Thanks for pointing out the realUser=oozie setting in the logs when I searched the logs I always looked for user and it always said hdfs
The first thing I tried was:
hadoop fs -chmod -R 777 /apps/hive/warehouse/perl3.db
I also tried adding these properties in my work flow to force oozie to exe as hdfs user, hadoopUser was set in the job file as hdfs
<property>
<name>HADOOP_USER_NAME</name>
<value>${hadoopUser}</value>
</property>
<property>
<name>hadoop.proxyuser.oozie.hosts</name>
<value>hadoopctrl,hadoopm1,hadoopm2,hadoopm3</value>
</property>
<property>
<name>hadoop.proxyuser.oozie.groups</name>
<value>hdfs</value>
</property>
same result with the job in yarn being stuck at 95%
Created 08-29-2017 09:07 PM
By doing hadoop fs -chmod -R 777 on your hive table, we can probably eliminate permission issues.
This is a great puzzle.
It should have been raised in the logs, but anything strange about your data? Nulls, NAs, Empty? strange date formats, decimals, special characters?
Anything in @Artem Ervits post that helped?
Created 08-29-2017 04:33 PM
please review my tutorial for the caveats with setting up sqoop action. For example, starting with HDP 2.4 or 2.5, I forget, you need tez-site.xml in your lib directory. https://community.hortonworks.com/articles/84394/apache-ambari-workflow-manager-view-for-apache-ooz-...
Created 08-29-2017 08:56 PM
Thanks for pointing to your article it had some good info in it, but still no luck for me. After I uploaded the files and add them to the workflow.xml the only difference I see is I am using sqlserver jdbc driver.

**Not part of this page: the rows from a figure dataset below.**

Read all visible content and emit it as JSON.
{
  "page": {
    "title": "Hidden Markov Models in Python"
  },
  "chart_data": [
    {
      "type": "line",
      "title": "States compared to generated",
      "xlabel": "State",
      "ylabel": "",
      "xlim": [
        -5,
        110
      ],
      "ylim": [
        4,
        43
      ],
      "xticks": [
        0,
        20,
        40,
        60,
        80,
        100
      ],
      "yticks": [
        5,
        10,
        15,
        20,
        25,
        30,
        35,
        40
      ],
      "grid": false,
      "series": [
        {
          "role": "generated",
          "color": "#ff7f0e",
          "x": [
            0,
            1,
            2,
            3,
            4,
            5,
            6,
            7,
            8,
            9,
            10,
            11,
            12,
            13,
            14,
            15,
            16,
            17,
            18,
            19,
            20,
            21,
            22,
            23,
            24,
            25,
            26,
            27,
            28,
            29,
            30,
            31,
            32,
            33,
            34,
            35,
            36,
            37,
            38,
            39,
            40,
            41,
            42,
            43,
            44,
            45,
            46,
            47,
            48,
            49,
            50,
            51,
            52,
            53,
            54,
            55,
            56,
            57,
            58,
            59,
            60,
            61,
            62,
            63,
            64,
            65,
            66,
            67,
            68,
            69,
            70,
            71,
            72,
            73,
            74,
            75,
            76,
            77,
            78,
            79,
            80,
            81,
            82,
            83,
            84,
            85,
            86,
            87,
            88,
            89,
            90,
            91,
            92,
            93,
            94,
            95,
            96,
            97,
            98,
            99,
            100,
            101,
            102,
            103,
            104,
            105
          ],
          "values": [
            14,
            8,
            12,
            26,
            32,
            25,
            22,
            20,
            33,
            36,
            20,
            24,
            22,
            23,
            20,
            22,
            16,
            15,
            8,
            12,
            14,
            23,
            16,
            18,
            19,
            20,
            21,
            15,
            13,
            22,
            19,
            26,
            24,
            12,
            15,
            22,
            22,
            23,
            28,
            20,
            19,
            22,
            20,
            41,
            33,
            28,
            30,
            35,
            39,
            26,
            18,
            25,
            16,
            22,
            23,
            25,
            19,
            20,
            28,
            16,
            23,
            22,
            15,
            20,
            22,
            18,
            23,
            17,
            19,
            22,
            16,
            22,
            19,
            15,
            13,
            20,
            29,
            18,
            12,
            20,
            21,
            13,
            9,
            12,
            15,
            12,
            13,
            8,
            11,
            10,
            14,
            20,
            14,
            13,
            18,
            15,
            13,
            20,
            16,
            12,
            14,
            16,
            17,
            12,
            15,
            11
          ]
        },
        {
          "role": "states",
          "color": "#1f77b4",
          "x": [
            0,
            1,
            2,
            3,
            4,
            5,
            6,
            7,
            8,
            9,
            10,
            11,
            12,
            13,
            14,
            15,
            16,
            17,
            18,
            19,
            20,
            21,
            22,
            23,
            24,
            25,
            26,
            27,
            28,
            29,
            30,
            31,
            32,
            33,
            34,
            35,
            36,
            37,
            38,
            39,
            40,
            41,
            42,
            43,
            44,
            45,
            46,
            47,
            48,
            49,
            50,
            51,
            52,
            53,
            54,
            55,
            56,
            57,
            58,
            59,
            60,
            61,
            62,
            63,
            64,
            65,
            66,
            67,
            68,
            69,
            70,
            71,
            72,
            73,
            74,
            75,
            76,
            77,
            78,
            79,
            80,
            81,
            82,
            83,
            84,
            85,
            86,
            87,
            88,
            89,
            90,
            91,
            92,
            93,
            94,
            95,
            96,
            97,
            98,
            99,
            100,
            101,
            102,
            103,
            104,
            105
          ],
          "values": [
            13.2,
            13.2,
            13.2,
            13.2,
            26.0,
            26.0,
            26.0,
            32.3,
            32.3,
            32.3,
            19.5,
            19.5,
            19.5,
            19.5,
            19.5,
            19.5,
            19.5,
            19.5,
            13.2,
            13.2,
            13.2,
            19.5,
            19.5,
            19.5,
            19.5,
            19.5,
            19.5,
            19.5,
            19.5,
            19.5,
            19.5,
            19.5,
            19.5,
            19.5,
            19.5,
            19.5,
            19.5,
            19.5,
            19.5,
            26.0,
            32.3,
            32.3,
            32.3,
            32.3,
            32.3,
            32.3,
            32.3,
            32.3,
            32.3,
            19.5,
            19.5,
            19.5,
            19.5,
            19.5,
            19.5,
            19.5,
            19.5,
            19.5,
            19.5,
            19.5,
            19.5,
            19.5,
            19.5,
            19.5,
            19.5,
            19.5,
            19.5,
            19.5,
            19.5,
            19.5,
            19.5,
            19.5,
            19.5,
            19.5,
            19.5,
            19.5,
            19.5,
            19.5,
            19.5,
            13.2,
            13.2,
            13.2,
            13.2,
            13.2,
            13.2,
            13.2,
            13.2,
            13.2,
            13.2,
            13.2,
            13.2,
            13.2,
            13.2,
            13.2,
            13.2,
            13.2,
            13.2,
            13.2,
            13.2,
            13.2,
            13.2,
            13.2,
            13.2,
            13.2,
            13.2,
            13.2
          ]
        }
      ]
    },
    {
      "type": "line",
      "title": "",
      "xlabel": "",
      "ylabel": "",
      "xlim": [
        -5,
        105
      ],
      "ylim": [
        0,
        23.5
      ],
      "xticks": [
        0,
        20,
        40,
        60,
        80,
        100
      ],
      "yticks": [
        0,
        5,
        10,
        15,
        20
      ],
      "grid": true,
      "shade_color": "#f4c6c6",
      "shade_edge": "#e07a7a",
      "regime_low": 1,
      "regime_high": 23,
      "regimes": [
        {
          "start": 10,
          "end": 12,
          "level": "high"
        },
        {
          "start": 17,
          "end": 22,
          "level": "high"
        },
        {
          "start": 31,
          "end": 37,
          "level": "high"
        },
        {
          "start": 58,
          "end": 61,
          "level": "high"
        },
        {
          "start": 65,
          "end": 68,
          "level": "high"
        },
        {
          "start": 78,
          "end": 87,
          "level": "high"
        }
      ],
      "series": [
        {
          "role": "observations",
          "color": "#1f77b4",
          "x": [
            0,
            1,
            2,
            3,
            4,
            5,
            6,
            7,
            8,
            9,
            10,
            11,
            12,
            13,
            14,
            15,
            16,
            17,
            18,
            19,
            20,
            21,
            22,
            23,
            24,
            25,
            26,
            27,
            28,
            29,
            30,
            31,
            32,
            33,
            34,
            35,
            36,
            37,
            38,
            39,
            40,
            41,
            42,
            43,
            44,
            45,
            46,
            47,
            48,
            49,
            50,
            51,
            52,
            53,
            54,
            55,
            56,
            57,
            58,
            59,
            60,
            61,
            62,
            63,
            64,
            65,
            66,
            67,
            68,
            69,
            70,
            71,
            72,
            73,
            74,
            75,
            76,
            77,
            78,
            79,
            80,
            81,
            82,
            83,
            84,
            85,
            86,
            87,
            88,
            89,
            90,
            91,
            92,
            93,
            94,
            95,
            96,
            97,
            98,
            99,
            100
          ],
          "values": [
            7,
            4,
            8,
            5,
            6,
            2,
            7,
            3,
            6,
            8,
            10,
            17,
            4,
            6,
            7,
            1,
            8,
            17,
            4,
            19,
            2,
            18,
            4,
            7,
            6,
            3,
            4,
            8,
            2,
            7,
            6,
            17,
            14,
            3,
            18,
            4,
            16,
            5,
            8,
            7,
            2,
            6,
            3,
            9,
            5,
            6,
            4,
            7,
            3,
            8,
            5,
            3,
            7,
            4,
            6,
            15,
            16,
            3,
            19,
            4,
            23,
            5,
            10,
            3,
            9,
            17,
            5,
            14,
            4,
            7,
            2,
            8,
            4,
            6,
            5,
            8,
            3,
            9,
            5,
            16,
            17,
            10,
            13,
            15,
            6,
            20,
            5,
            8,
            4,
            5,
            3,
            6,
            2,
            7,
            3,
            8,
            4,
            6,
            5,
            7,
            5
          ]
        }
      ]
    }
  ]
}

Created 08-30-2017 04:04 PM
Also from your log and post hadoopctrl is namenode, resourcemanager, oozie. Is it data node and node manager also? It may be in a bottle neck with memory. Oozie trying to use the memory but yarn can not allocate memory or write the data. Potentially try moving your oozie serve to another node or reduce or redistribute to memory allocation, oozie usually doesn't need too much. This will probably explain the heart beat issue.